Probably fixed by fix :typeinfo with views (closes #25038) by rfourquet · Pull Request #25040 · JuliaLang/julia · GitHub
That’s fast, wow.
Another very annoying fact is that all the new allocation optimizations appear to work only when inlined. That is (sorry for the silly example):
@inline foo_in(n) = (n, Vector{Int}(n))
@noinline foo_ni(n) = (n, Vector{Int}(n))
function ft_in(n)
s= 0
for i= 1:n
jj,v = foo_in(i)
s+=sum(v)
end
s
end
function ft_ni(n)
s= 0
for i= 1:n
jj,v = foo_ni(i)
s+=sum(v)
end
s
end
@time ft_in(1000)
0.001948 seconds (1.00 k allocations: 3.962 MiB)
@time ft_ni(1000)
0.002083 seconds (2.00 k allocations: 3.992 MiB)
This means that multiple return values, some of which are not bitstype, are only performant when inlined.

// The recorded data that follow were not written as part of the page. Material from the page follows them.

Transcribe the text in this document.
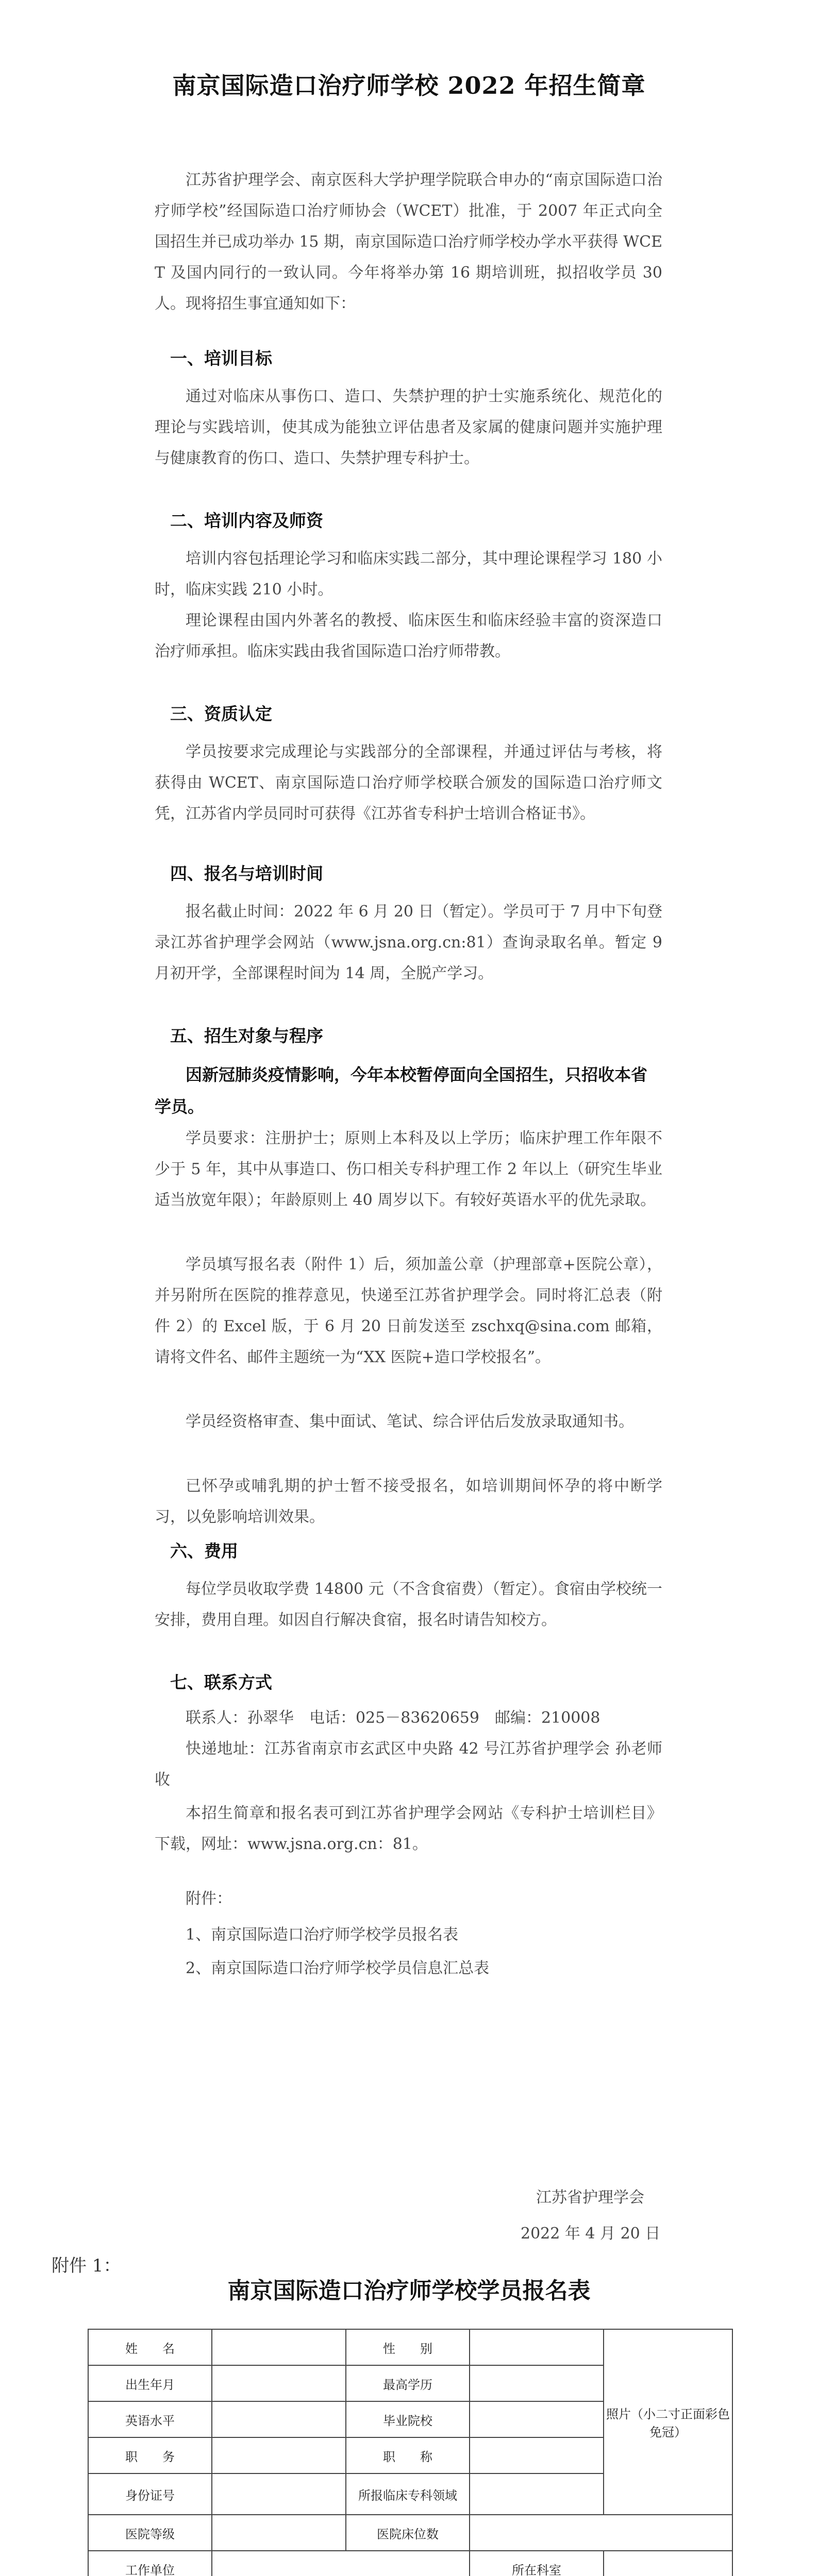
南京国际造口治疗师学校 2022 年招生简章

江苏省护理学会、南京医科大学护理学院联合申办的“南京国际造口治疗师学校”经国际造口治疗师协会（WCET）批准，于 2007 年正式向全国招生并已成功举办 15 期，南京国际造口治疗师学校办学水平获得 WCET 及国内同行的一致认同。今年将举办第 16 期培训班，拟招收学员 30 人。现将招生事宜通知如下：

一、培训目标

通过对临床从事伤口、造口、失禁护理的护士实施系统化、规范化的理论与实践培训，使其成为能独立评估患者及家属的健康问题并实施护理与健康教育的伤口、造口、失禁护理专科护士。

二、培训内容及师资

培训内容包括理论学习和临床实践二部分，其中理论课程学习 180 小时，临床实践 210 小时。

理论课程由国内外著名的教授、临床医生和临床经验丰富的资深造口治疗师承担。临床实践由我省国际造口治疗师带教。

三、资质认定

学员按要求完成理论与实践部分的全部课程，并通过评估与考核，将获得由 WCET、南京国际造口治疗师学校联合颁发的国际造口治疗师文凭，江苏省内学员同时可获得《江苏省专科护士培训合格证书》。

四、报名与培训时间

报名截止时间：2022 年 6 月 20 日（暂定）。学员可于 7 月中下旬登录江苏省护理学会网站（www.jsna.org.cn:81）查询录取名单。暂定 9 月初开学，全部课程时间为 14 周，全脱产学习。

五、招生对象与程序

因新冠肺炎疫情影响，今年本校暂停面向全国招生，只招收本省学员。

学员要求：注册护士；原则上本科及以上学历；临床护理工作年限不少于 5 年，其中从事造口、伤口相关专科护理工作 2 年以上（研究生毕业适当放宽年限）；年龄原则上 40 周岁以下。有较好英语水平的优先录取。

学员填写报名表（附件 1）后，须加盖公章（护理部章+医院公章），并另附所在医院的推荐意见，快递至江苏省护理学会。同时将汇总表（附件 2）的 Excel 版，于 6 月 20 日前发送至 zschxq@sina.com 邮箱，请将文件名、邮件主题统一为“XX 医院+造口学校报名”。

学员经资格审查、集中面试、笔试、综合评估后发放录取通知书。

已怀孕或哺乳期的护士暂不接受报名，如培训期间怀孕的将中断学习，以免影响培训效果。

六、费用

每位学员收取学费 14800 元（不含食宿费）（暂定）。食宿由学校统一安排，费用自理。如因自行解决食宿，报名时请告知校方。

七、联系方式

联系人：孙翠华　电话：025－83620659　邮编：210008

快递地址：江苏省南京市玄武区中央路 42 号江苏省护理学会 孙老师收

本招生简章和报名表可到江苏省护理学会网站《专科护士培训栏目》下载，网址：www.jsna.org.cn：81。

附件：

1、南京国际造口治疗师学校学员报名表

2、南京国际造口治疗师学校学员信息汇总表

江苏省护理学会

2022 年 4 月 20 日

附件 1：
南京国际造口治疗师学校学员报名表
姓　　名		性　　别		照片（小二寸正面彩色免冠）
出生年月		最高学历		
英语水平		毕业院校		
职　　务		职　　称		
身份证号		所报临床专科领域		
医院等级		医院床位数		
工作单位			所在科室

This means that one needs to decide on API design whether to @inline, or make the API look like old-style C by demanding horrible Ref{Int}
inputs for writing the output (where the caller is hopefully re-using the Ref{Int}
). And also hope that the caller is re-using the Ref{Int} often enough to not cause additional cache-misses (because it can’t point to the stack, as in C).
I mean, we have a really nice ABI for returning bitstype-structs, please use it for immutables containing ref-fields as well!